Je crois profondément aussi que pour rester dans le concret mais aussi pour rester libre, il faut savoir conserver un équilibre entre la vie publique et la vie privée. J’ai fait des vrais choix de ce point de vue-là. J’ai un agenda évidemment extrêmement intense mais j’ai fait le choix de continuer à emmener moi-même mes deux enfants à l’école tous les matins, parce que le quotidien compte avec des enfants, dans la vie de famille. Ma journée au bureau commence donc à 9 heures, même si j’ai souvent commencé à passer des coups de fil dès le début de ma journée. De la même façon, j’ai libéré du temps dans mon agenda pour pouvoir travailler depuis chez moi le mercredi après-midi et accompagner mes enfants à leurs activités. Et puis je conserve aussi du temps pour mon mari, pour aller nager et voir mes sœurs, des amis, etc. Mais bien entendu c’est un défi de tous les jours, c’est une organisation qui se réinvente en permanence. Mais je crois que cela me donne une forme de liberté, de bon sens qui m’aide à mieux assurer mon mandat.

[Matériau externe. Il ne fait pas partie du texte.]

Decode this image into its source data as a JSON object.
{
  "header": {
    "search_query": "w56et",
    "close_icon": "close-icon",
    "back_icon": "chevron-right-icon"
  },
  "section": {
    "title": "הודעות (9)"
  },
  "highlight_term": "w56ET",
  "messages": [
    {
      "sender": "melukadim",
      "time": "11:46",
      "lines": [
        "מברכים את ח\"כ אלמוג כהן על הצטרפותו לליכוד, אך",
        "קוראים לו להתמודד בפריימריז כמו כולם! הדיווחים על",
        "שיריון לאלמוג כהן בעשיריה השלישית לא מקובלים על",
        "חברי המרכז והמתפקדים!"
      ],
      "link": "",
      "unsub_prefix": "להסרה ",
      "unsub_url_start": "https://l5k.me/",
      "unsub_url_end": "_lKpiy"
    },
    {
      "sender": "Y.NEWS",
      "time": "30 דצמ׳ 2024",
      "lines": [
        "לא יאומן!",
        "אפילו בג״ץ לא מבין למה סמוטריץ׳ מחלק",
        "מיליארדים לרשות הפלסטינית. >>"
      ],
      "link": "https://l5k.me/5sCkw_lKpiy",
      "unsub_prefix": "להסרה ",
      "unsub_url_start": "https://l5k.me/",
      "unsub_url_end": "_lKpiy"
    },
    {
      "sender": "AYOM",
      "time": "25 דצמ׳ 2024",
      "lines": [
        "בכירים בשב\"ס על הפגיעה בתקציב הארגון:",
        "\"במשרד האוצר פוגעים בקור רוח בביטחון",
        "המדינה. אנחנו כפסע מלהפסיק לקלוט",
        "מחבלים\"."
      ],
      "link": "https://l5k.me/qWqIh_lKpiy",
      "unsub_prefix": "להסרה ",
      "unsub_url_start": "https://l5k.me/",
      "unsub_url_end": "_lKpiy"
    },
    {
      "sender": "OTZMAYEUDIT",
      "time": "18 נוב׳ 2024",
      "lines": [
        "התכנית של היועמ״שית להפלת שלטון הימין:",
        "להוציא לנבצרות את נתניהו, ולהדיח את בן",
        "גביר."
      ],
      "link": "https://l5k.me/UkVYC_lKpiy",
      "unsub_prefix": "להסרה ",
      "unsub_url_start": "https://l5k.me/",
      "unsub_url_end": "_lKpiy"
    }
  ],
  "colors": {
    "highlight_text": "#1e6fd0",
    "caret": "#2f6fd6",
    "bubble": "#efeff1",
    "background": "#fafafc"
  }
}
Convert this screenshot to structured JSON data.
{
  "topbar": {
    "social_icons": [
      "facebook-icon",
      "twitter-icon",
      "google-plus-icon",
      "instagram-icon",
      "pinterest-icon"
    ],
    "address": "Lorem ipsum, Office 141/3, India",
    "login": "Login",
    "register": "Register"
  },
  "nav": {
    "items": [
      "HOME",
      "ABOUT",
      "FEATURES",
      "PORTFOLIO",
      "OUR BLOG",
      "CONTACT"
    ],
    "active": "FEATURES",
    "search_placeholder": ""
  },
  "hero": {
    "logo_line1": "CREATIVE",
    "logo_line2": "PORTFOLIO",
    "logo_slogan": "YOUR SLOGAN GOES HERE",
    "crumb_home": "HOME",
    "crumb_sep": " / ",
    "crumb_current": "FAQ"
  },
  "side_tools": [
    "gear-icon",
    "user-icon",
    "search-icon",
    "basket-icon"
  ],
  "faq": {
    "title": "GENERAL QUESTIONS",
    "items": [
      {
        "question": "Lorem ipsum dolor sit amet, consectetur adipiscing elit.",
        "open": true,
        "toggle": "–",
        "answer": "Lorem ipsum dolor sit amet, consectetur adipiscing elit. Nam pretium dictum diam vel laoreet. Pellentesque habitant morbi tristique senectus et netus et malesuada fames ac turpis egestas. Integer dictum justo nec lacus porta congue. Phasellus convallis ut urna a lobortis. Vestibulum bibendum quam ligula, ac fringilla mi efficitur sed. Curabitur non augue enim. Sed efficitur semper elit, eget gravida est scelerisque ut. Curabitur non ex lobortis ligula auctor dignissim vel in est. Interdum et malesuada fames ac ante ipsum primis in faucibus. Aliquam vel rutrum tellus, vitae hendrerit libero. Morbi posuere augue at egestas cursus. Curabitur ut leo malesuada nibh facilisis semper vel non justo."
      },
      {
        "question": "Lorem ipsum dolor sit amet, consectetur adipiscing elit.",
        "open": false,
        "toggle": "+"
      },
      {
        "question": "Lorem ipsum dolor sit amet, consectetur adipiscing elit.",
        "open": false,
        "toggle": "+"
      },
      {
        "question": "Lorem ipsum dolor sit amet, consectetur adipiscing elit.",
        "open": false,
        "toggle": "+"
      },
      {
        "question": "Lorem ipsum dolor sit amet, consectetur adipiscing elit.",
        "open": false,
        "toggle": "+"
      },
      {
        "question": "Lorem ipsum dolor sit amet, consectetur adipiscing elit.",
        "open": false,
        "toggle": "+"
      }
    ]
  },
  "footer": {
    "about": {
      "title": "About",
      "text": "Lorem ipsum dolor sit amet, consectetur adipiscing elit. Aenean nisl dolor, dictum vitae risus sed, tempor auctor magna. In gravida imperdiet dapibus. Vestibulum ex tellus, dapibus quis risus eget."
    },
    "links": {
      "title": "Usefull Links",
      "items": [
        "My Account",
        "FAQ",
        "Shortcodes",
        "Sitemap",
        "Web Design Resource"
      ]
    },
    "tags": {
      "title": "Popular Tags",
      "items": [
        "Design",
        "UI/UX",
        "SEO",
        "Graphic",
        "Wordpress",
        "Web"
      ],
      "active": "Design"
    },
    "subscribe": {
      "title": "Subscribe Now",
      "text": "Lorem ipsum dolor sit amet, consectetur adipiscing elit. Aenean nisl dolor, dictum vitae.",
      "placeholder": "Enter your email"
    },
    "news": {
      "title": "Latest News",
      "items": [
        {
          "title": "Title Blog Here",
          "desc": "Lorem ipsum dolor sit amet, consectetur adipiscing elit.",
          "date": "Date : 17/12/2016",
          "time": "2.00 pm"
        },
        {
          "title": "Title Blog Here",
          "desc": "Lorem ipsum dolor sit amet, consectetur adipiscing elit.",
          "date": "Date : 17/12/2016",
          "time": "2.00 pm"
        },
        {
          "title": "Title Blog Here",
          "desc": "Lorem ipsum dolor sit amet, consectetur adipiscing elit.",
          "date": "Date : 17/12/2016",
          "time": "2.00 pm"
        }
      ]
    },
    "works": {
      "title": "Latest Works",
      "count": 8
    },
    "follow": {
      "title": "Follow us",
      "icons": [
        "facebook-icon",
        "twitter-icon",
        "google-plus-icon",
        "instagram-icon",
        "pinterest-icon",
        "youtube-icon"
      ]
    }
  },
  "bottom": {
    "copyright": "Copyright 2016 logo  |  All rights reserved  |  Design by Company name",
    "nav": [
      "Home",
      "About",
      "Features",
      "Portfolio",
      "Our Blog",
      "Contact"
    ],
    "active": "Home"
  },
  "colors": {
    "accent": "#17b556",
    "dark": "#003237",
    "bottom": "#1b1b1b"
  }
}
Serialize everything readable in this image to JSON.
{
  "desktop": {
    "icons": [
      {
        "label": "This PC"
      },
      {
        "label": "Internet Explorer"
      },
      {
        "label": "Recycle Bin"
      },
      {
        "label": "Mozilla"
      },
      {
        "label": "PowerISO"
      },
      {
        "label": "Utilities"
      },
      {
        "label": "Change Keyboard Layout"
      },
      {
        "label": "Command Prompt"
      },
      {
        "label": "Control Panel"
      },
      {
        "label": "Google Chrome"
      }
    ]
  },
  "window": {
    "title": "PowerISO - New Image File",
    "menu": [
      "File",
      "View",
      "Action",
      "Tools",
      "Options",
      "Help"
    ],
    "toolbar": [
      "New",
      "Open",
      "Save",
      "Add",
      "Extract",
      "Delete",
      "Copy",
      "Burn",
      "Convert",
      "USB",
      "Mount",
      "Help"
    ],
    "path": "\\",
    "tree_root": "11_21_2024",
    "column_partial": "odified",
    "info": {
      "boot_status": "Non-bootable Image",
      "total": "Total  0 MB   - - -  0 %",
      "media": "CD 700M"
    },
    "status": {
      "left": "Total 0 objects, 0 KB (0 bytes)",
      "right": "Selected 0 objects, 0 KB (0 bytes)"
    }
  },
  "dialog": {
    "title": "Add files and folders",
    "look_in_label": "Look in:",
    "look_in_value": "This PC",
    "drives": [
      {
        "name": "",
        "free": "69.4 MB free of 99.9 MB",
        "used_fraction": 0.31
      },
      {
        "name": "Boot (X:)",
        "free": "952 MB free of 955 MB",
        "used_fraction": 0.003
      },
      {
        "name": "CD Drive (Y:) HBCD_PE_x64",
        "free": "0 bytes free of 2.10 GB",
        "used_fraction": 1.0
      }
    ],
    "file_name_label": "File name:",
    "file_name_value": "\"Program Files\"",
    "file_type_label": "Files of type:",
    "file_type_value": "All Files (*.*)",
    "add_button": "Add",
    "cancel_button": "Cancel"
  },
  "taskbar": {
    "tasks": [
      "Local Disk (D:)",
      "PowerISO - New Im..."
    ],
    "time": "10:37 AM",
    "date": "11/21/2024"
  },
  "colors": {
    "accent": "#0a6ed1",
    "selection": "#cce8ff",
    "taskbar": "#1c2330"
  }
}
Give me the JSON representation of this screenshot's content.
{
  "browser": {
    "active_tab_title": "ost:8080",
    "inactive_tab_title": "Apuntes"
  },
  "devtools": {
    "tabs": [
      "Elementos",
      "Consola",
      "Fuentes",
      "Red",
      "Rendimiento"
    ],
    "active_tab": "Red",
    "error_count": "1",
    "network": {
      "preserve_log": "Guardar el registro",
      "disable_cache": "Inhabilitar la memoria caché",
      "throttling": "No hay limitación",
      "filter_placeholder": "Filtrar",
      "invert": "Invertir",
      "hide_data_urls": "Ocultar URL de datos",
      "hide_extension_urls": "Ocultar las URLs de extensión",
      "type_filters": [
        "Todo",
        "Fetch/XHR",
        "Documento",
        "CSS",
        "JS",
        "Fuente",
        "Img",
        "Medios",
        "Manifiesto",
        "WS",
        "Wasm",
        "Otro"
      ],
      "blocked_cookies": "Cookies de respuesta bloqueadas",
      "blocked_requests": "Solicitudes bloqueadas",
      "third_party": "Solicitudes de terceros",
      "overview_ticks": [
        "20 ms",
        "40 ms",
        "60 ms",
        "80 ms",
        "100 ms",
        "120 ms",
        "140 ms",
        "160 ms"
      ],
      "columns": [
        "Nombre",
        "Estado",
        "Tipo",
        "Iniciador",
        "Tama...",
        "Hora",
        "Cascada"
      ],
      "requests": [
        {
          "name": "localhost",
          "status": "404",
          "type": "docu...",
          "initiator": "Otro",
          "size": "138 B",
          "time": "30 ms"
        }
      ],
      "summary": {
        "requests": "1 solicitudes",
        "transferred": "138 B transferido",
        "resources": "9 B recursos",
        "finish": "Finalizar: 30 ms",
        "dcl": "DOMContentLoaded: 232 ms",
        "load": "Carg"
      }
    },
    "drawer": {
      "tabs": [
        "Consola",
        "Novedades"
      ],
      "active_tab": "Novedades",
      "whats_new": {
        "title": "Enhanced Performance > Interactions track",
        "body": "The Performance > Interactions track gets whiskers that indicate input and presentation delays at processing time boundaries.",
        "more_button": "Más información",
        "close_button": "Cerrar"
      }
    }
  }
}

Devenir maire et présidente de Nantes métropole à 34 ans, en étant mère de deux jeunes enfants, c’était aussi un défi en tant que femme. Non pas tant parce que femmes et hommes seraient foncièrement différents dans leur conception du rôle d’élu ou dans leur façon d’agir. Je ne crois pas qu’il y ait des vertus spécifiquement féminines ou masculines qui se refléteraient dans la façon d’exercer un mandat, les hommes n’ont pas l’apanage de la puissance et de l’action et les femmes celui de la douceur et de l’écoute. Cette image stéréotypée, caricaturale même, a pourtant longtemps prévalu dans le monde politique. Être présidente de métropole à une table où il n’y a quasiment que des hommes, cela interroge et conduit aussi à affirmer les valeurs auxquelles on croit, que l’on veut défendre.
Je fais partie d’une génération de femmes qui a plutôt cultivé l’entraide, l’échange pour inventer de nouvelles façons de faire. Avec Carole Delga, Nathalie Appéré, Najat Vallaud-Belkacem, par exemple, nous sommes toutes arrivées aux responsabilités peu ou prou en même temps et nous avons discuté de ces questions. Mais sur ces sujets, cela passe aussi par l’action, avec là encore la question de l’exemplarité. Quand je suis arrivée à la tête de la métropole en 2014, il y avait une femme seulement à la direction générale. Aujourd’hui, cette direction est paritaire. À l’inverse, on encourage le recrutement de personnels masculins dans les métiers de la petite enfance. Mais je ne crois pas que les femmes aient seulement besoin de modèles féminins pour avancer. Moi, une de mes inspirations a été la figure de Robert Badinter. En 2013, alors que j’étais candidate, j’avais eu le privilège de pouvoir échanger avec lui en tête à tête. Il m’avait dit : « N’écoutez jamais trop les autres, faites confiance à votre intuition. » C’est une phrase que j’ai gardée en tête, pour se rappeler qu’il y a, en tant qu’élu, une part irréductible d’intuition, qui est très liée aux rencontres quotidiennes que nous faisons, qui est très liée à la capacité d’entendre à la fois avec la tête et le cœur. Et qu’il faut savoir écouter cette part d’intuition, lui laisser sa place.